I've struggled. Really struggled mentally with this whole thing. It was ok in the Summer as I could take dogs for long walks after work and ride.
I still work from home, which is brilliant for the dogs, for my being able to save some money, less stress but its hard. God its hard being in this house all day.
They let us have "bubbles" and I struggled with that. No one would want to be in my bubble, no point asking. I asked people if they wanted to meet up, go for walks, go for a drink. People wanted to be with other friends, see family, I am low on their list. It's fine, I accept that.
Things loosened up a bit, we could start flyball, agility, obedience training.
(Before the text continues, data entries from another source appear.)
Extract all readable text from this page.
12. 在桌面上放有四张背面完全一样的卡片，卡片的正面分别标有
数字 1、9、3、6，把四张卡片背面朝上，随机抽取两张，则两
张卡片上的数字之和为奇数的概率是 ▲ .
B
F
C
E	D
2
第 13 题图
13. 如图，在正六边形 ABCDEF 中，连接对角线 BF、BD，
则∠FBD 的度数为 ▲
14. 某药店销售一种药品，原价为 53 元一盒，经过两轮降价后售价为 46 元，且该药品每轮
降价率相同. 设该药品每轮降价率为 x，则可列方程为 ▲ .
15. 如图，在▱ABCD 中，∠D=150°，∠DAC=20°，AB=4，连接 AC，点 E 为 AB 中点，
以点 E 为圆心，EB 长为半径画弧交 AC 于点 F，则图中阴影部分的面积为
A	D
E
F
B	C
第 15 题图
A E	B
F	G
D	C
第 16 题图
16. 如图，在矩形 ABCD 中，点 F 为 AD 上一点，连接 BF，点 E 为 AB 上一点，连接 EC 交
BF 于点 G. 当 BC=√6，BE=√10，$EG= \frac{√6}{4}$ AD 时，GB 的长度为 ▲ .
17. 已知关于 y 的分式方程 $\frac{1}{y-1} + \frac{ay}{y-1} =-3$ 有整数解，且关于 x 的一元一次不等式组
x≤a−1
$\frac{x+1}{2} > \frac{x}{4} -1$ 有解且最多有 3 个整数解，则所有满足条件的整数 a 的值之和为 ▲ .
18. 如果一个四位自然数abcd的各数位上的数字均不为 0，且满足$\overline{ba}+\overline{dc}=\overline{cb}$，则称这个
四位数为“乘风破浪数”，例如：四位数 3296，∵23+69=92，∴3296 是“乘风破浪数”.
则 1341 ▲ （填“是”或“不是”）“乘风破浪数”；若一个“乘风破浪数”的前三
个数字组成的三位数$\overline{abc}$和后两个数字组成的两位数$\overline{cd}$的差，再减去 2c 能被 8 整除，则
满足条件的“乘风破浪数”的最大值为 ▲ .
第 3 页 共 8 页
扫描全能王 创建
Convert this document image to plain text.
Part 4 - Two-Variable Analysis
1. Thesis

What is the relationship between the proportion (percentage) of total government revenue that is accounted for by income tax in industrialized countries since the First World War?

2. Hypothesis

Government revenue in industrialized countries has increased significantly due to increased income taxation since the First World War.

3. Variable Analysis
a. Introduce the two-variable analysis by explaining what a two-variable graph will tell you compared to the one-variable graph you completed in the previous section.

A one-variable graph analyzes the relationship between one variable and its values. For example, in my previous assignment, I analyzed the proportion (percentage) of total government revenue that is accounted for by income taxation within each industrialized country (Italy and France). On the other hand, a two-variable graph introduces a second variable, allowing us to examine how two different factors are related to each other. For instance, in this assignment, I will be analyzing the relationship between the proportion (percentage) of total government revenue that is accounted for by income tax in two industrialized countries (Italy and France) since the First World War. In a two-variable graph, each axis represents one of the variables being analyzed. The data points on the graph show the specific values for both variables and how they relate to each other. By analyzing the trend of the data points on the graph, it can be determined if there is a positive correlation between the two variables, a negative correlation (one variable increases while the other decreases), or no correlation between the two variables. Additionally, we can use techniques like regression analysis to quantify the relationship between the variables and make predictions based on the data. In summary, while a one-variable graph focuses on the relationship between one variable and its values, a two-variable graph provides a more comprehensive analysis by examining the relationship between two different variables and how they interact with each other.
It was the only time I spoke face to face with people.
Then it got taken away again, the nights are dark when I finish work. I take them out at lunch as well as the morning to get some sunshine.
My work began to suffer, I had an amazingly humiliating meeting about it. I hit rock bottom financially and have cut down my riding days which also lost me some of my routine and safety net.
People talk about how lonely they are and I think, well this is nothing unusual for me. I can't be bothered to go drag the entry up but two years ago I made a post about walking around Asda just to be around people and repeating to myself that I was not lonely, I was not lonely.
I'd be ok with being on my own if I could just carry on with my activities and I realise just how much my life revolves around the animals, how much I rely on them for my sanity and how much worse I'd be if I didn't have them.
They talk about how they hope for a normal Christmas and I think, well my Christmases are on my own anyway, so that's normal and anyway now I know for definite people only invite me out of pity.
Mum only gets in touch when she needs something from me. One of my boys that I go to football with, hit rock bottom. I was scared he was going to do something silly. I reached out to him. Told him of my own struggles, tried to make him realise he's not on his own. Nothing.
People only seem to reach out to me when they need something from me and because i'm so desperately lonely I run to help them, to give me meaning in my own life.